There’s a long history uniting monastic life and botany, and where better to endeavour both practices than on a seclusive, untempered island. Although Caldey’s monks occupy themselves today with less botanical enterprises (such as the production of gift chocolate and perfume) the quiet, unobtrusive nature of their presence on the island chimes well with the resident wildlife. Across its modest 500 acres, Caldey boasts an unlikely range of habitats, playing host to a wealth of inhabitants. Avian rarities like the red-beaked chough are often spotted, spinning down to cliff edges populated with fulmars, razorbills and oystercatchers. Sea-campion and Devil’s-bit Scabious bloom colourfully on the sloping field margins while tracts of butterbur (Petasites fragrans) can be found running through damp courses in the wood. Across my visits I’ve attempted to note down the wildlife I encounter and the list continues to grow. During one spring visit I came by the pinky-red spires of Gladiolus byzantinus protruding from cracks along one of the inland stone walls. To what degree their orientation had been the result of human intervention I couldn’t say, however these Mediterranean natives have long naturalised in Britain, and here appeared very much at home among Caldey’s indigenous flora.
As a gardener I will concede that plants straddling the horticultural divide between the wild and the cultivated are those I often find most attractive. A sense of how one might apply a plant to a domestic setting can add greatly to its appeal. As one of horticulture’s geographical mongrels, the Byzantine gladiolus sits comfortably in many styles of garden, mucking in with formal planting as happily as it does wilder, more naturalistic schemes.

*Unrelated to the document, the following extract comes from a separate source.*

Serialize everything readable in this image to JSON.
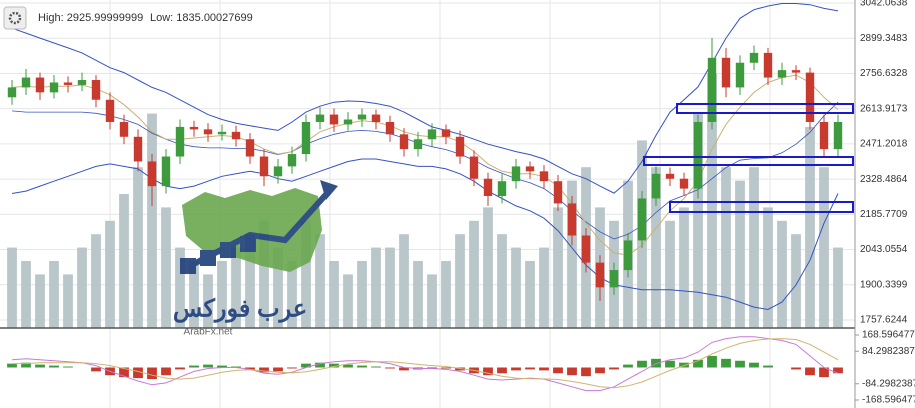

In the past I’ve found that weaving them through high grass or meadow achieves particularly affecting results, adding spikes of magenta among similarly upright, linear plants. Corms can be purchased online from suppliers such as J. Parker’s (www.jparkers.co.uk) all the way through the winter, and once planted will typically flower between May and June. For me this simple, unostentatious species of gladioli has become a lively reminder of the wilder places in my life.